Thursday, February 28, 2013

The First Cup

Hello lovelies!

So it's been awhile since we've had a post. Martin's been quite busy and has just returned from vacation, me on the other hand-- I guess I have no good excuse. :) I've been meaning to write my first 'tea' post for awhile. Here goes!

Recently at work, a co-worker and I were chatting about nothing in particular when the topic somehow rolled-around to tea. She explained to me that other than an English Breakfast, Orange Pekoe, or Earl Grey, she's never had any other sort of tea. Of course I was shocked. "What do you drink with or after dinner?" I asked. "Well, water or coffee," she said, and thus we got into a not so brief introduction to teas. (She was actually interested, I have to say-- I didn't force this on her by any means!)

A great tea to start with for people new to Asian teas is Jasmine. Funnily enough, Jasmine is not actually considered tea. Jasmine is actually another tea (usually green) which has been "infused" or "scented" with the jasmine flower. Jasmine tea has a very light, slightly sweet taste, and is highly fragrant. It's a wonderful soothing/relaxing any-time tea. 

Jasmine comes in different forms.
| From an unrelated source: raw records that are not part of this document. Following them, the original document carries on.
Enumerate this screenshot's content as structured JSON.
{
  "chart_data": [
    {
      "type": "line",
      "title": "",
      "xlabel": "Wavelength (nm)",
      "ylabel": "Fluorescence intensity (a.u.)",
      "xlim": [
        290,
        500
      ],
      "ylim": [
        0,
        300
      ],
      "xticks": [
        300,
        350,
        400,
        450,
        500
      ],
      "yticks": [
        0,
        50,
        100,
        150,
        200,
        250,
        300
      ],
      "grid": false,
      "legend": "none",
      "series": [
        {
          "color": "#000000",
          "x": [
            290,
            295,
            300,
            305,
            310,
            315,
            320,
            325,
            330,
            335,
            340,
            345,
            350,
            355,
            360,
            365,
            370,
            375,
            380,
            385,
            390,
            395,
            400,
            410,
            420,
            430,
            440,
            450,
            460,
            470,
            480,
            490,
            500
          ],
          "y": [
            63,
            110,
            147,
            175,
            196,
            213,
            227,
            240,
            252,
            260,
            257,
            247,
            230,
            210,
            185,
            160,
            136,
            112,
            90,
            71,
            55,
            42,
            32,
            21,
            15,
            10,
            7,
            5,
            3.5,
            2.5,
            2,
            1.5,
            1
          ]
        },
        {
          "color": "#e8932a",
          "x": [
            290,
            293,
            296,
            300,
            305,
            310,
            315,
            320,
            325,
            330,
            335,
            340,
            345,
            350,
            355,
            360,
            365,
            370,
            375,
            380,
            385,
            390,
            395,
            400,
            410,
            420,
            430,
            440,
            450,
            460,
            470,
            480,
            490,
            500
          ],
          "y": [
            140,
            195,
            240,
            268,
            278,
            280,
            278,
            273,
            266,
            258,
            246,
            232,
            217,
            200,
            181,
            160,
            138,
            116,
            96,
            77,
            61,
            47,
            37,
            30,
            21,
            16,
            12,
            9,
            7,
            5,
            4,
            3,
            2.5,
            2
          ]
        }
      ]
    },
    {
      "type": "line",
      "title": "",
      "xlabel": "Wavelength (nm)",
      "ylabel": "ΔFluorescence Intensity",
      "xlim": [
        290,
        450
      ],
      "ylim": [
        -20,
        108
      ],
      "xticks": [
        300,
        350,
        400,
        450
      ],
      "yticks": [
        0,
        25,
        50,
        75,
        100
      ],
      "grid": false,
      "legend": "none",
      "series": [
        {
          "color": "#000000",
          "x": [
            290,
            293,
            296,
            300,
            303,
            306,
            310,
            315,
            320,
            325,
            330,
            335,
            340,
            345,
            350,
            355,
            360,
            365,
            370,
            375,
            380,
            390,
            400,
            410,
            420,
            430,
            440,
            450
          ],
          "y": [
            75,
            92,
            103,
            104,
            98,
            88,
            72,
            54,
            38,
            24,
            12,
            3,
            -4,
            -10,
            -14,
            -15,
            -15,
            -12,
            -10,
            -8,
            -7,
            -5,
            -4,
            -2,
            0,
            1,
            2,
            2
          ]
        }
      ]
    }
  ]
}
If you've had Jasmine, you've probably tasted it from this particular tinned-brand. It is the typical tea served at Chinese restaurants (if you haven't specified which tea), and can sometimes can be found in grocery stores. Don't go on your restaurant experience, though-- oftentimes they serve it so watered-down you can't taste a thing.

Jasmine Tea from Fujian Province, China - courtesy of Steepster

Another common form in which you'll find Jasmine tea is rolled into small balls often referred to as "pearls". Martin and I recently picked some up in our Montreal Chinatown, on the corner of Rene Levesque and Clarke-- This small tea shop, simply named "Thé / Tea", and owned by a Mr. Lau has a nice collection. We picked up 100g of a medium-high grade of Jasmine tea for about $9.00.

The jasmine pearls we bought at Mr. Lau's

The pearls after steeping-- not fully unfurled yet!
We need to buy some white cups so that you can see the colour!
Water temperature:
Jasmine is usually made with a green-tea base, so go with a similar temperature. Different teas are better steeped with the proper temperature water. Green tea require the coolest temperature at around 80°C. Boiling water will burn the tea and won't give it the right taste (it'll make it bitter), so if the water's been boiled, just wait 2-3 minutes for the temperature to go down a bit before pouring. 

How much tea? 
If it's your first time drinking tea, I wouldn't go too strong-- about 3-5 pearls to a cup is probably enough. In a pot, you can probably drop 10-15 pearls. You can re-steep maybe 3-4 times before the flavour is completely released. Also! One of the greatest parts about re-steeping teas is that for many teas, this is how you get the full experience. Each steeping will uncover a slightly different layer of the tea's taste. Don't worry about leaving the pearls in the cup if you're just drinking yourself. They'll naturally sink to the bottom when they unfurl.

Where to buy?
To get a good loose-leaf tea (in pearl format or other), you can probably find a tea-store in your local Chinatown or tea-shop. Occasionally you'll see the tin mentioned above at some grocery stores. It's a fairly common tea. It's also a fairly inexpensive tea. For $5-10 you can easily get a small bag of very decent Jasmine which can last you quite many cups. :)

Overall-- a great starter tea. Most people really enjoy the soothing, wonderfully fragrant experience of a well-brewed jasmine tea. My co-worker, after trying out the jasmine that I gave her, has been increasingly interested in trying more and different teas. Her husband was somewhat freaked out by the leaves as they unfurled in the cup-- something about their shape reminded him of worms. After a sip, he came around. Now they're looking for a place to buy. :P

Do you remember your first loose-leaf tea? How was your experience?